As for the timeline, he drew a parallel to AI taking 14 years from AlexNet (2012) to Agents (2026). Add another 14 years, and you land exactly on 2040.

Our generation was born too late to explore the Earth during the Age of Discovery, and too early to reach for the stars to explore the universe. But we were born at just the right time to conquer the robotics challenge.

Five Questions Answered Quickly

Q: Is VLA really dead?
A: In terms of the keynote narrative, yes. However, Nvidia’s latest GR00T N1.7 (April 2026) paper still explicitly mentions “VLA models.” The paradigm shift has not yet been completed internally.

Q: Can DreamZero be used in production environments now?
A: No. Jim himself said it is “roughly at the GPT-2 stage.” The paper reveals that the 14B model runs closed-loop control at only 7Hz and requires GB200 hardware.

Q: Will teleoperation really be eliminated?
A: Jim predicts it will drop to near zero within a year or two. However, wearing devices for chores isn’t as rigid a demand as driving, and the industry’s vast existing teleoperation infrastructure won’t become obsolete overnight.

Q: What does the scaling law for dexterous manipulation mean?
A: If R^2 = 0.998 holds true, it means that increasing human video data will lead to a predictable improvement in robot dexterity. This is the core empirical evidence of the entire presentation.

Q: What does Nvidia gain from this chess game?
A: WAMs and neural simulators have extremely high compute demands. Jim’s phrase “buy more, save more” directly reflects the commercial intent that a paradigm shift naturally helps sell chips.

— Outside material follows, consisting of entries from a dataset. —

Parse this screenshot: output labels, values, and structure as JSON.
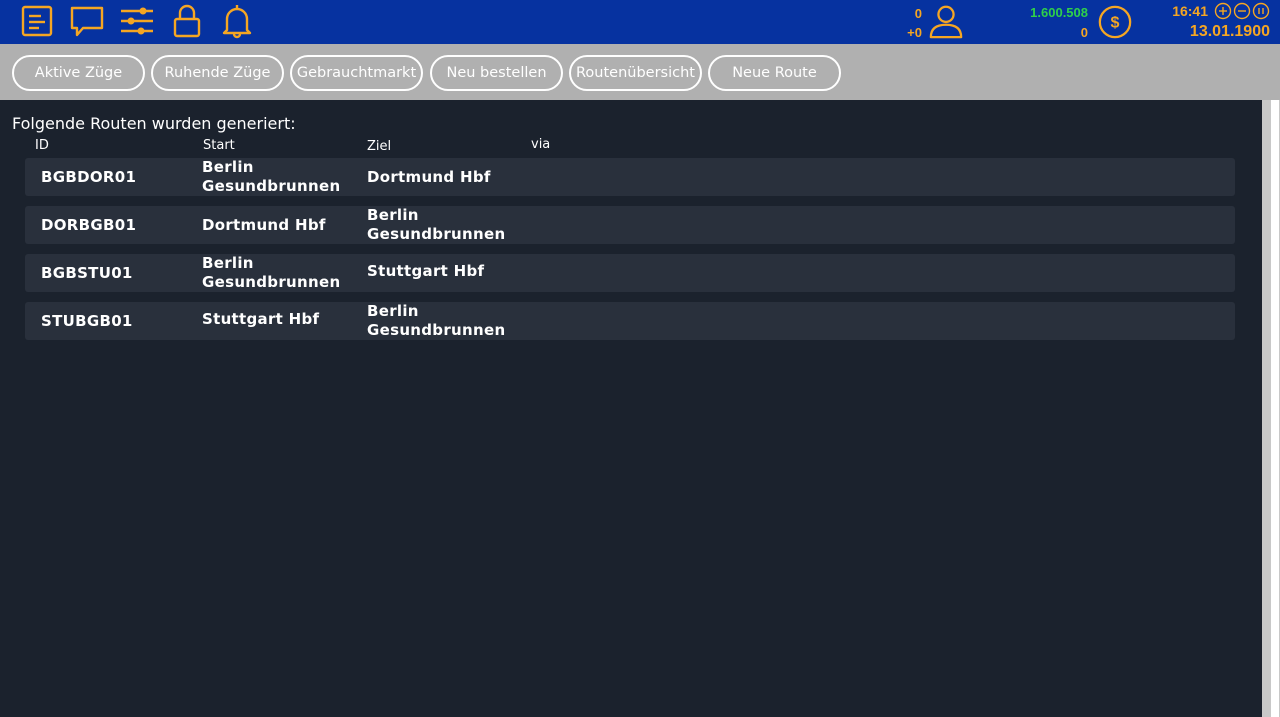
{
  "topbar": {
    "icons": [
      "notes-icon",
      "chat-icon",
      "sliders-icon",
      "lock-icon",
      "bell-icon"
    ],
    "passengers": {
      "value": "0",
      "delta": "+0"
    },
    "money": {
      "balance": "1.600.508",
      "delta": "0"
    },
    "time": "16:41",
    "date": "13.01.1900",
    "colors": {
      "bar": "#0632a0",
      "accent": "#f5a623",
      "money": "#2fd04a"
    }
  },
  "nav": {
    "buttons": [
      "Aktive Züge",
      "Ruhende Züge",
      "Gebrauchtmarkt",
      "Neu bestellen",
      "Routenübersicht",
      "Neue Route"
    ]
  },
  "routes": {
    "intro": "Folgende Routen wurden generiert:",
    "columns": [
      "ID",
      "Start",
      "Ziel",
      "via"
    ],
    "rows": [
      {
        "id": "BGBDOR01",
        "start": [
          "Berlin",
          "Gesundbrunnen"
        ],
        "ziel": [
          "Dortmund Hbf"
        ],
        "via": ""
      },
      {
        "id": "DORBGB01",
        "start": [
          "Dortmund Hbf"
        ],
        "ziel": [
          "Berlin",
          "Gesundbrunnen"
        ],
        "via": ""
      },
      {
        "id": "BGBSTU01",
        "start": [
          "Berlin",
          "Gesundbrunnen"
        ],
        "ziel": [
          "Stuttgart Hbf"
        ],
        "via": ""
      },
      {
        "id": "STUBGB01",
        "start": [
          "Stuttgart Hbf"
        ],
        "ziel": [
          "Berlin",
          "Gesundbrunnen"
        ],
        "via": ""
      }
    ]
  }
}
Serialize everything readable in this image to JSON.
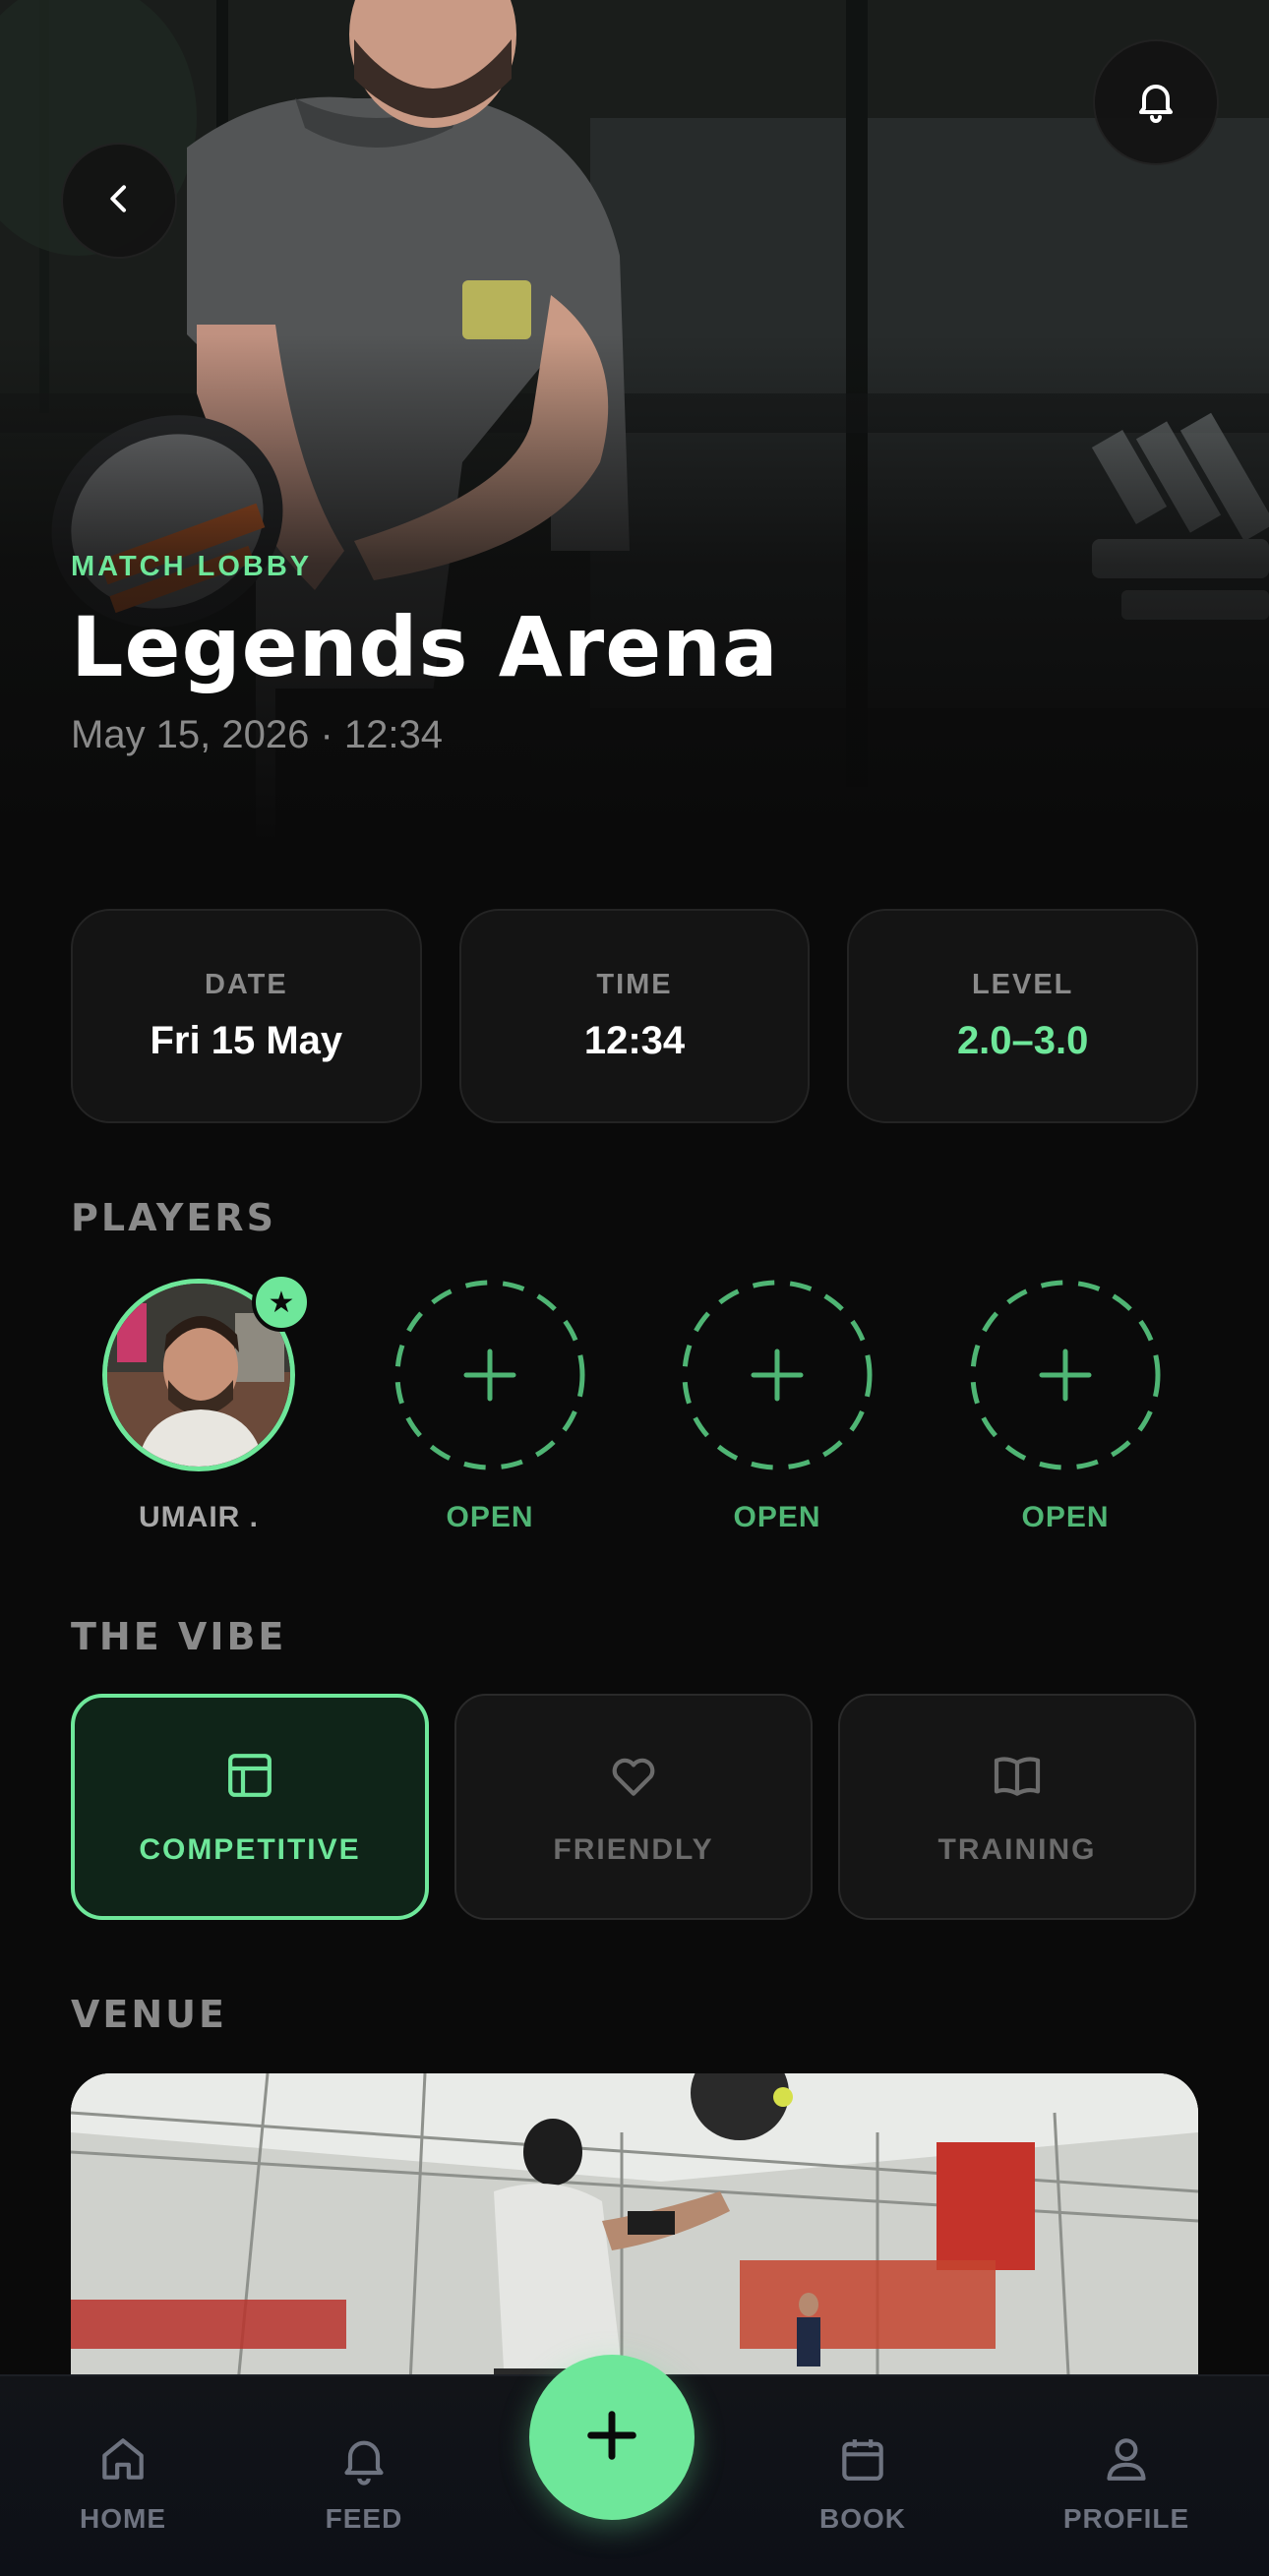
{
  "header": {
    "eyebrow": "MATCH LOBBY",
    "title": "Legends Arena",
    "subtitle": "May 15, 2026 · 12:34",
    "back_icon": "chevron-left-icon",
    "notification_icon": "bell-icon"
  },
  "info_cards": [
    {
      "label": "DATE",
      "value": "Fri 15 May"
    },
    {
      "label": "TIME",
      "value": "12:34"
    },
    {
      "label": "LEVEL",
      "value": "2.0–3.0"
    }
  ],
  "players": {
    "heading": "PLAYERS",
    "host": {
      "name": "UMAIR .",
      "badge_icon": "star-icon"
    },
    "open_slots": [
      {
        "label": "OPEN",
        "icon": "plus-icon"
      },
      {
        "label": "OPEN",
        "icon": "plus-icon"
      },
      {
        "label": "OPEN",
        "icon": "plus-icon"
      }
    ]
  },
  "vibe": {
    "heading": "THE VIBE",
    "options": [
      {
        "label": "COMPETITIVE",
        "icon": "layout-icon",
        "selected": true
      },
      {
        "label": "FRIENDLY",
        "icon": "heart-icon",
        "selected": false
      },
      {
        "label": "TRAINING",
        "icon": "book-icon",
        "selected": false
      }
    ]
  },
  "venue": {
    "heading": "VENUE"
  },
  "nav": {
    "items": [
      {
        "label": "HOME",
        "icon": "home-icon"
      },
      {
        "label": "FEED",
        "icon": "bell-icon"
      },
      {
        "label": "BOOK",
        "icon": "calendar-icon"
      },
      {
        "label": "PROFILE",
        "icon": "user-icon"
      }
    ],
    "fab_icon": "plus-icon"
  },
  "colors": {
    "accent": "#6ee79a",
    "background": "#0a0a0a",
    "card": "#141414",
    "muted": "#8a8a8a"
  }
}
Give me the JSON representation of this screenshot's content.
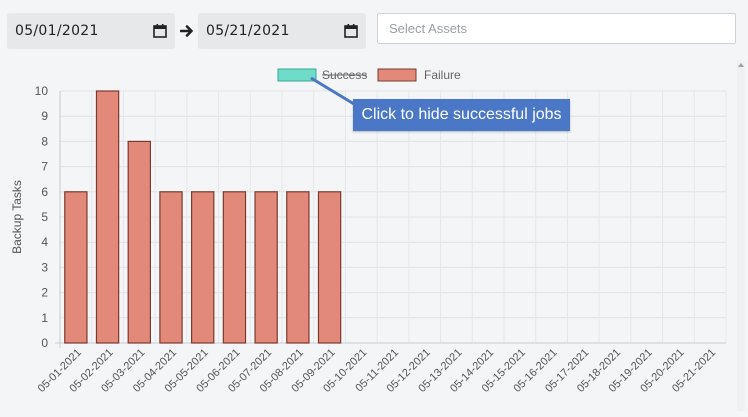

Finally: Three Suspenseful Points Worth Tracking

Three things are worth tracking:

• How DreamZero crosses the “GPT-2 Stage”: Whether it can stabilize extreme parameters over the next 12–18 months will determine the true power of this paradigm.
• Nvidia’s Internal Switching Point from the VLA Paradigm: Watch for substantial architectural evolution in their product updates. If the next generation is still VLA, the speech was likely more conceptual marketing.
• The Carrier of the First-Person Video Data Flywheel: Nvidia itself lacks a consumer hardware entry point. We need to see who (e.g., Apple, Meta) can truly spin this data flywheel to the scale of tens of millions of hours.